Perfetto, un barlume di speranza si era fatto strada nel suo cuore, fino a ricoprirlo e cancellare tutto ciò che di sbagliato c'era in lui, e un'altra volta si ritrovava al punto di partenza. Il mondo non era un bel posto, in quei due anni era rimasto il solito schifo galattico.
I sogni erano più belli, la fantascienza era più bella, peccato che non esistevano. Di conseguenza la felicità non esisteva.
Voleva andarsene, un magone salì e torturò la sua gola. Aveva l'irrefrenabile voglia di chiudersi in camera sua e non uscire mai più.
Poteva pure morirci, a lui non avrebbe fregato un cavolo.

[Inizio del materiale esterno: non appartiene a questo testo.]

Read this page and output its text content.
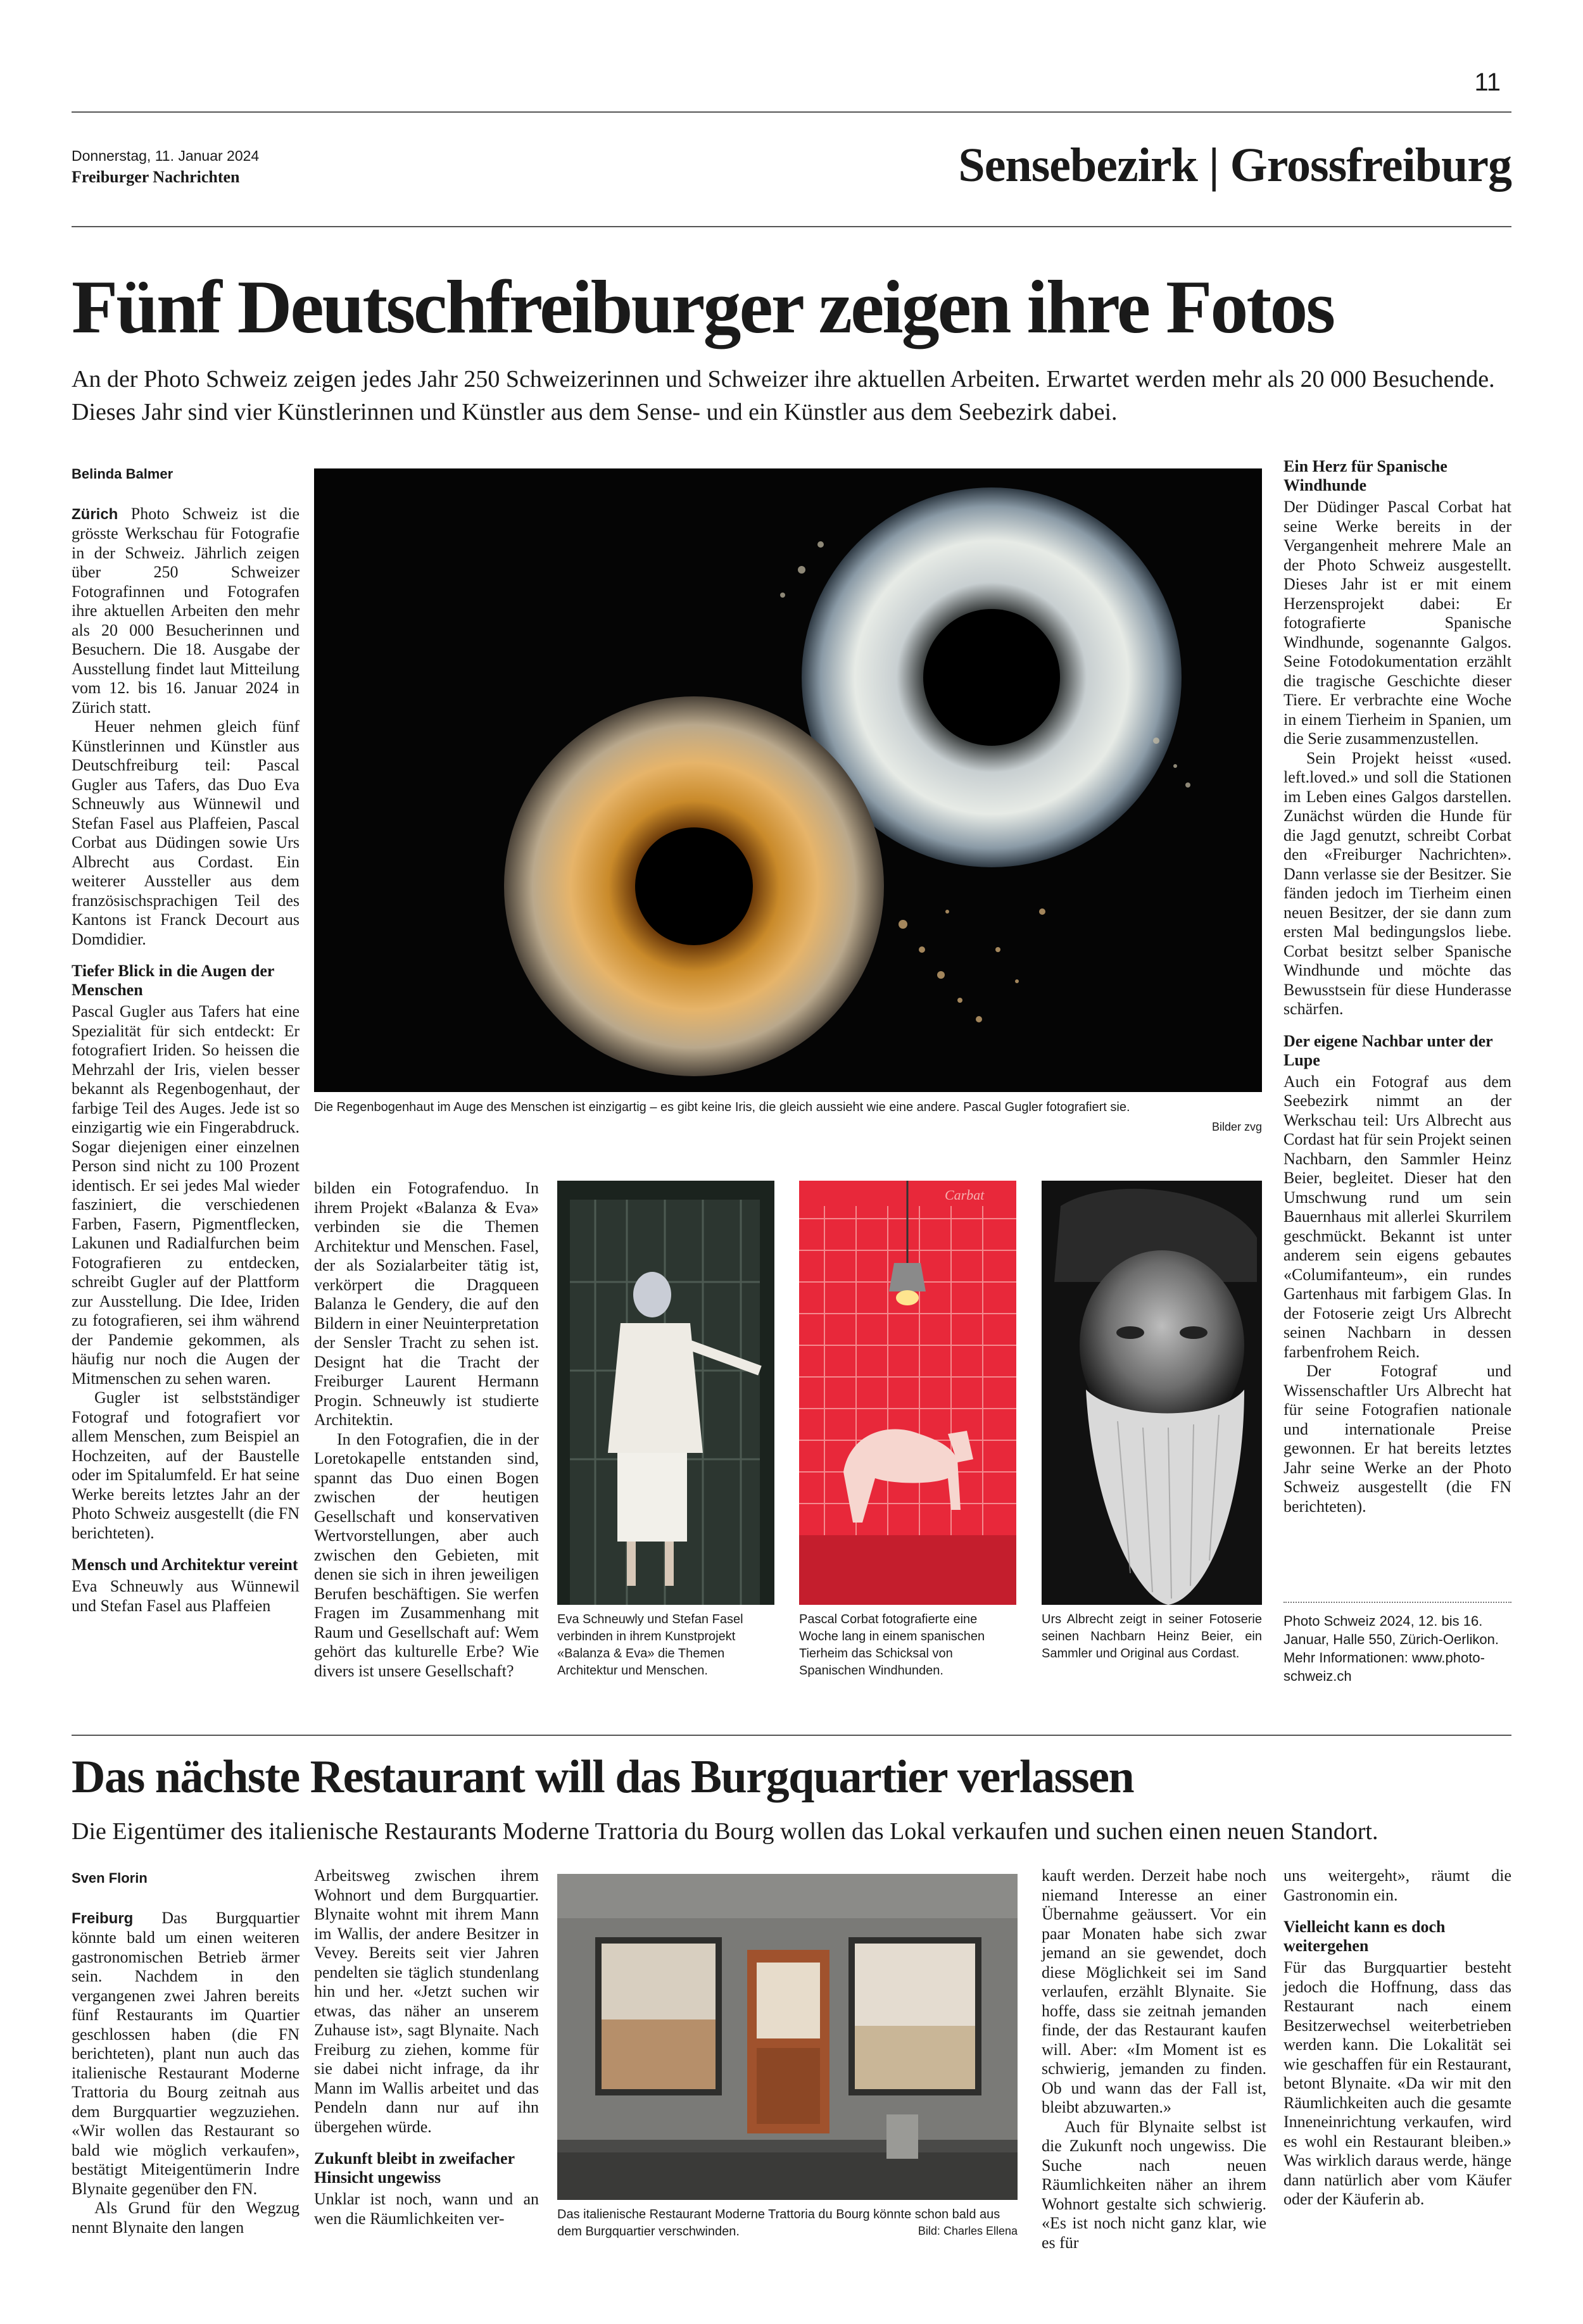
11
Donnerstag, 11. Januar 2024
Freiburger Nachrichten	Sensebezirk | Grossfreiburg
Fünf Deutschfreiburger zeigen ihre Fotos
An der Photo Schweiz zeigen jedes Jahr 250 Schweizerinnen und Schweizer ihre aktuellen Arbeiten. Erwartet werden mehr als 20 000 Besuchende. Dieses Jahr sind vier Künstlerinnen und Künstler aus dem Sense- und ein Künstler aus dem Seebezirk dabei.
Belinda Balmer

Zürich Photo Schweiz ist die grösste Werkschau für Fotografie in der Schweiz. Jährlich zeigen über 250 Schweizer Fotografinnen und Fotografen ihre aktuellen Arbeiten den mehr als 20 000 Besucherinnen und Besuchern. Die 18. Ausgabe der Ausstellung findet laut Mitteilung vom 12. bis 16. Januar 2024 in Zürich statt.

Heuer nehmen gleich fünf Künstlerinnen und Künstler aus Deutschfreiburg teil: Pascal Gugler aus Tafers, das Duo Eva Schneuwly aus Wünnewil und Stefan Fasel aus Plaffeien, Pascal Corbat aus Düdingen sowie Urs Albrecht aus Cordast. Ein weiterer Aussteller aus dem französischsprachigen Teil des Kantons ist Franck Decourt aus Domdidier.

Tiefer Blick in die Augen der Menschen

Pascal Gugler aus Tafers hat eine Spezialität für sich entdeckt: Er fotografiert Iriden. So heissen die Mehrzahl der Iris, vielen besser bekannt als Regenbogenhaut, der farbige Teil des Auges. Jede ist so einzigartig wie ein Fingerabdruck. Sogar diejenigen einer einzelnen Person sind nicht zu 100 Prozent identisch. Er sei jedes Mal wieder fasziniert, die verschiedenen Farben, Fasern, Pigmentflecken, Lakunen und Radialfurchen beim Fotografieren zu entdecken, schreibt Gugler auf der Plattform zur Ausstellung. Die Idee, Iriden zu fotografieren, sei ihm während der Pandemie gekommen, als häufig nur noch die Augen der Mitmenschen zu sehen waren.

Gugler ist selbstständiger Fotograf und fotografiert vor allem Menschen, zum Beispiel an Hochzeiten, auf der Baustelle oder im Spitalumfeld. Er hat seine Werke bereits letztes Jahr an der Photo Schweiz ausgestellt (die FN berichteten).

Mensch und Architektur vereint

Eva Schneuwly aus Wünnewil und Stefan Fasel aus Plaffeien

Die Regenbogenhaut im Auge des Menschen ist einzigartig – es gibt keine Iris, die gleich aussieht wie eine andere. Pascal Gugler fotografiert sie.
Bilder zvg

bilden ein Fotografenduo. In ihrem Projekt «Balanza & Eva» verbinden sie die Themen Architektur und Menschen. Fasel, der als Sozialarbeiter tätig ist, verkörpert die Dragqueen Balanza le Gendery, die auf den Bildern in einer Neuinterpretation der Sensler Tracht zu sehen ist. Designt hat die Tracht der Freiburger Laurent Hermann Progin. Schneuwly ist studierte Architektin.

In den Fotografien, die in der Loretokapelle entstanden sind, spannt das Duo einen Bogen zwischen der heutigen Gesellschaft und konservativen Wertvorstellungen, aber auch zwischen den Gebieten, mit denen sie sich in ihren jeweiligen Berufen beschäftigen. Sie werfen Fragen im Zusammenhang mit Raum und Gesellschaft auf: Wem gehört das kulturelle Erbe? Wie divers ist unsere Gesellschaft?

Eva Schneuwly und Stefan Fasel verbinden in ihrem Kunstprojekt «Balanza & Eva» die Themen Architektur und Menschen.
Carbat
Pascal Corbat fotografierte eine Woche lang in einem spanischen Tierheim das Schicksal von Spanischen Windhunden.
Urs Albrecht zeigt in seiner Fotoserie seinen Nachbarn Heinz Beier, ein Sammler und Original aus Cordast.
Ein Herz für Spanische Windhunde

Der Düdinger Pascal Corbat hat seine Werke bereits in der Vergangenheit mehrere Male an der Photo Schweiz ausgestellt. Dieses Jahr ist er mit einem Herzensprojekt dabei: Er fotografierte Spanische Windhunde, sogenannte Galgos. Seine Fotodokumentation erzählt die tragische Geschichte dieser Tiere. Er verbrachte eine Woche in einem Tierheim in Spanien, um die Serie zusammenzustellen.

Sein Projekt heisst «used. left.loved.» und soll die Stationen im Leben eines Galgos darstellen. Zunächst würden die Hunde für die Jagd genutzt, schreibt Corbat den «Freiburger Nachrichten». Dann verlasse sie der Besitzer. Sie fänden jedoch im Tierheim einen neuen Besitzer, der sie dann zum ersten Mal bedingungslos liebe. Corbat besitzt selber Spanische Windhunde und möchte das Bewusstsein für diese Hunderasse schärfen.

Der eigene Nachbar unter der Lupe

Auch ein Fotograf aus dem Seebezirk nimmt an der Werkschau teil: Urs Albrecht aus Cordast hat für sein Projekt seinen Nachbarn, den Sammler Heinz Beier, begleitet. Dieser hat den Umschwung rund um sein Bauernhaus mit allerlei Skurrilem geschmückt. Bekannt ist unter anderem sein eigens gebautes «Columifanteum», ein rundes Gartenhaus mit farbigem Glas. In der Fotoserie zeigt Urs Albrecht seinen Nachbarn in dessen farbenfrohem Reich.

Der Fotograf und Wissenschaftler Urs Albrecht hat für seine Fotografien nationale und internationale Preise gewonnen. Er hat bereits letztes Jahr seine Werke an der Photo Schweiz ausgestellt (die FN berichteten).

Photo Schweiz 2024, 12. bis 16. Januar, Halle 550, Zürich-Oerlikon. Mehr Informationen: www.photo-schweiz.ch
Das nächste Restaurant will das Burgquartier verlassen
Die Eigentümer des italienische Restaurants Moderne Trattoria du Bourg wollen das Lokal verkaufen und suchen einen neuen Standort.
Sven Florin

Freiburg Das Burgquartier könnte bald um einen weiteren gastronomischen Betrieb ärmer sein. Nachdem in den vergangenen zwei Jahren bereits fünf Restaurants im Quartier geschlossen haben (die FN berichteten), plant nun auch das italienische Restaurant Moderne Trattoria du Bourg zeitnah aus dem Burgquartier wegzuziehen. «Wir wollen das Restaurant so bald wie möglich verkaufen», bestätigt Miteigentümerin Indre Blynaite gegenüber den FN.

Als Grund für den Wegzug nennt Blynaite den langen

Arbeitsweg zwischen ihrem Wohnort und dem Burgquartier. Blynaite wohnt mit ihrem Mann im Wallis, der andere Besitzer in Vevey. Bereits seit vier Jahren pendelten sie täglich stundenlang hin und her. «Jetzt suchen wir etwas, das näher an unserem Zuhause ist», sagt Blynaite. Nach Freiburg zu ziehen, komme für sie dabei nicht infrage, da ihr Mann im Wallis arbeitet und das Pendeln dann nur auf ihn übergehen würde.

Zukunft bleibt in zweifacher Hinsicht ungewiss

Unklar ist noch, wann und an wen die Räumlichkeiten ver-	Das italienische Restaurant Moderne Trattoria du Bourg könnte schon bald aus dem Burgquartier verschwinden.	Bild: Charles Ellena

kauft werden. Derzeit habe noch niemand Interesse an einer Übernahme geäussert. Vor ein paar Monaten habe sich zwar jemand an sie gewendet, doch diese Möglichkeit sei im Sand verlaufen, erzählt Blynaite. Sie hoffe, dass sie zeitnah jemanden finde, der das Restaurant kaufen will. Aber: «Im Moment ist es schwierig, jemanden zu finden. Ob und wann das der Fall ist, bleibt abzuwarten.»

Auch für Blynaite selbst ist die Zukunft noch ungewiss. Die Suche nach neuen Räumlichkeiten näher an ihrem Wohnort gestalte sich schwierig. «Es ist noch nicht ganz klar, wie es für

uns weitergeht», räumt die Gastronomin ein.

Vielleicht kann es doch weitergehen

Für das Burgquartier besteht jedoch die Hoffnung, dass das Restaurant nach einem Besitzerwechsel weiterbetrieben werden kann. Die Lokalität sei wie geschaffen für ein Restaurant, betont Blynaite. «Da wir mit den Räumlichkeiten auch die gesamte Inneneinrichtung verkaufen, wird es wohl ein Restaurant bleiben.» Was wirklich daraus werde, hänge dann natürlich aber vom Käufer oder der Käuferin ab.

Non seppe da quante ore stava in camera sua, sotto il piumone. Verso le undici era andato con i suoi in ospedale a farsi medicare per bene, Simone gli aveva chiesto cosa fosse successo e se l'era cavata con un 'sono inciampato e sono caduto dalle scale'.
Per fortuna o sfortuna i suoi se la bevvero, eppure in quella scuola all'ingresso non c'erano scale, nè doveva farle per andare in classe.
Si era rifiutato di pranzare ed era filato direttamente in quel buco di stanza. Di Jackson nessuna traccia.
Stava accarezzando il pelo morbido del suo peluche preferito, quando sentì bussare alla porta.
Sbuffò, di sicuro era sua madre che voleva sapere come mai fosse cambiato di punto in bianco.

- Non voglio parlare con nessuno!- urlò da sotto le coperte, la voce era ovattata e dall'altra parte della porta si poteva capire poco e niente.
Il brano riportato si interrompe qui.